I. Ausgangslage am Amtsgericht
Schon der handschriftliche Nichtabhilfevermerk, wonach die Beschwerdeführerin die Rechtslage verkenne, ist rein prozessual schwer nachvollziehbar. Das Gericht setzt seine eigene Rechtsauffassung über die des Gerichts, das noch über die Einsprüche oder die Klagen gegen die jeweiligen Vollstreckungsbescheide – die es wohl gegeben haben wird – zu entscheiden hat. Nun ist die Prognose über den Ausgang eines laufenden oder noch erwarteten Rechtsstreits im Insolvenzeröffnungsverfahren naturgemäß für alle Beteiligten schwierig. Die Auffassung des Gerichts dürfte mit einer grds. vorsichtigen Bewertung der Sach- und Rechtslage hinsichtlich von streitigen Forderungen aber kaum zu vereinbaren sein.[2] Richtig ist nur, dass die in § 14 InsO vorausgesetzte Glaubhaftmachung der dem Insolvenzantrag zugrunde liegenden Forderung eine überwiegende Wahrscheinlichkeit des Insolvenzgrundes genügen lässt.[3] Ein Vollbeweis ist nicht erforderlich. Dabei ist aber die Einlassung des Schuldners gegen die dem Insolvenzantrag zugrundeliegende Forderung, bei der Glaubhaftmachung vollumfänglich zu berücksichtigen.[4] Das gilt besonders, wenn wie hier die Vollstreckungsbescheide scheinbar aufgrund eines betrügerischen Verhaltens der Antragsteller erlangt wurden. Wo die Anordnung existenzvernichtender insolvenzrechtlicher Verfügungsbeschränkungen im Raum steht, kann man aber eben auch nicht das Bestehen der Forderungen des Gläubigers unterstellen. Die Eröffnungsentscheidung und die Nichtabhilfeentscheidung des AG kann man aber vielleicht noch als "Ausrutscher im Tagesgeschäft" abtun, da in der Praxis regelmäßig Fälle vorkommen, in denen Schuldner (völlig haltlos) das Bestehen einer dem Fremdantrag zugrunde liegenden Forderung bestreiten. Tatsächlich stellt sich das in den meisten Fällen bei genauerer Begutachtung oft als reine Schutzbehauptung dar, um das Insolvenzeröffnungsverfahren zu verzögern oder eine Eröffnung des Insolvenzverfahrens zu verhindern.

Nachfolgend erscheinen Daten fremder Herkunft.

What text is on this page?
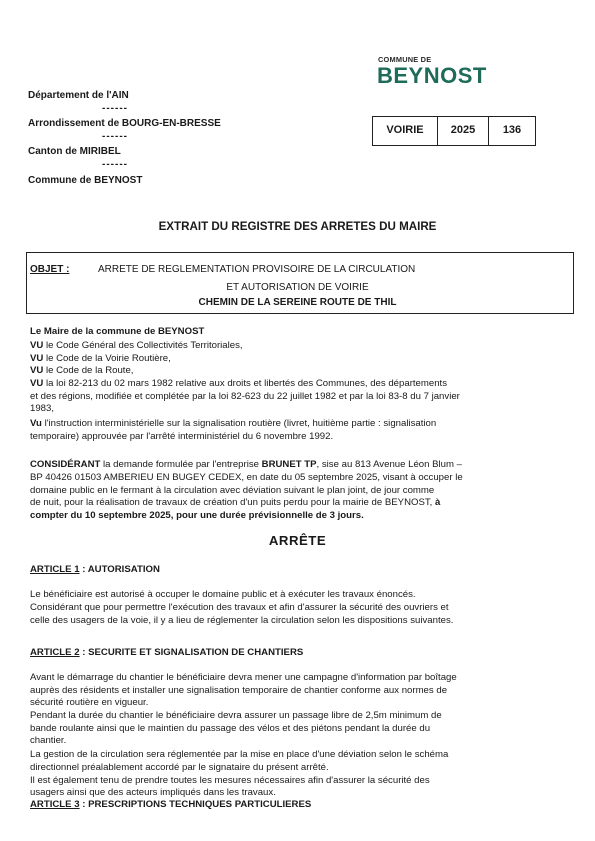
COMMUNE DE
BEYNOST
Département de l'AIN
------
Arrondissement de BOURG-EN-BRESSE
------
Canton de MIRIBEL
------
Commune de BEYNOST
VOIRIE	2025	136
EXTRAIT DU REGISTRE DES ARRETES DU MAIRE
OBJET :	ARRETE DE REGLEMENTATION PROVISOIRE DE LA CIRCULATION
ET AUTORISATION DE VOIRIE
CHEMIN DE LA SEREINE ROUTE DE THIL
Le Maire de la commune de BEYNOST
VU le Code Général des Collectivités Territoriales,
VU le Code de la Voirie Routière,
VU le Code de la Route,
VU la loi 82-213 du 02 mars 1982 relative aux droits et libertés des Communes, des départements
et des régions, modifiée et complétée par la loi 82-623 du 22 juillet 1982 et par la loi 83-8 du 7 janvier
1983,
Vu l'instruction interministérielle sur la signalisation routière (livret, huitième partie : signalisation
temporaire) approuvée par l'arrêté interministériel du 6 novembre 1992.
CONSIDÉRANT la demande formulée par l'entreprise BRUNET TP, sise au 813 Avenue Léon Blum –
BP 40426 01503 AMBERIEU EN BUGEY CEDEX, en date du 05 septembre 2025, visant à occuper le
domaine public en le fermant à la circulation avec déviation suivant le plan joint, de jour comme
de nuit, pour la réalisation de travaux de création d'un puits perdu pour la mairie de BEYNOST, à
compter du 10 septembre 2025, pour une durée prévisionnelle de 3 jours.
ARRÊTE
ARTICLE 1 : AUTORISATION
Le bénéficiaire est autorisé à occuper le domaine public et à exécuter les travaux énoncés.
Considérant que pour permettre l'exécution des travaux et afin d'assurer la sécurité des ouvriers et
celle des usagers de la voie, il y a lieu de réglementer la circulation selon les dispositions suivantes.
ARTICLE 2 : SECURITE ET SIGNALISATION DE CHANTIERS
Avant le démarrage du chantier le bénéficiaire devra mener une campagne d'information par boîtage
auprès des résidents et installer une signalisation temporaire de chantier conforme aux normes de
sécurité routière en vigueur.
Pendant la durée du chantier le bénéficiaire devra assurer un passage libre de 2,5m minimum de
bande roulante ainsi que le maintien du passage des vélos et des piétons pendant la durée du
chantier.
La gestion de la circulation sera réglementée par la mise en place d'une déviation selon le schéma
directionnel préalablement accordé par le signataire du présent arrêté.
Il est également tenu de prendre toutes les mesures nécessaires afin d'assurer la sécurité des
usagers ainsi que des acteurs impliqués dans les travaux.
ARTICLE 3 : PRESCRIPTIONS TECHNIQUES PARTICULIERES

Insoweit kann man dem AG Hamburg allein wohl jedenfalls noch keine Willkür i.S.v. Art. 3 Abs. 1 GG unterstellen. Gleichzeitig kann man aus praktischer Sicht nicht oft genug betonen, dass die Prüfung der Zulässigkeit und Zulassung des Insolvenzantrags ureigenste Aufgabe des Insolvenzgerichts ist. Die Prüfung muss grds. vorgelagert ohne Hinzuziehung und Beteiligung des Gutachters erfolgen. Erst, wenn weitere Ermittlungen (z.B. zum Sitz) erforderlich werden, kann auf einen Gutachter zurückgegriffen werden.[5] Insolvenzanträge aber ungesehen an den Gutachter weitergeben, ist ein erhebliches Risiko. Die Prüfung der Rechtslage ist nicht Aufgabe des Gutachters, auch wenn Ausführungen dazu regelmäßig erfolgen werden und sich gelegentlich für eine ordnungsgemäße Prognose der Verfahrenskostendeckung nicht vermeiden lassen. Problematisch wird es allerdings, wenn das Gericht einen Gutachter einschaltet, der das Gericht darauf hinweisen soll, dass dem Insolvenzantrag bspw. keine ordnungsgemäße Gläubigerliste beigefügt ist. Solche schwerwiegenden Zulässigkeitsmängel, die sich ohne zusätzliche Ermittlungen aus dem Insolvenzantrag selbst ergeben, muss das Gericht selbst prüfen. Die "Begutachtung" solcher Fragen ist schon aufgrund der zusätzlichen Kosten, die (im Fall der Abweisung mangels Masse) der Staatskasse anfallen, unbedingt zu vermeiden.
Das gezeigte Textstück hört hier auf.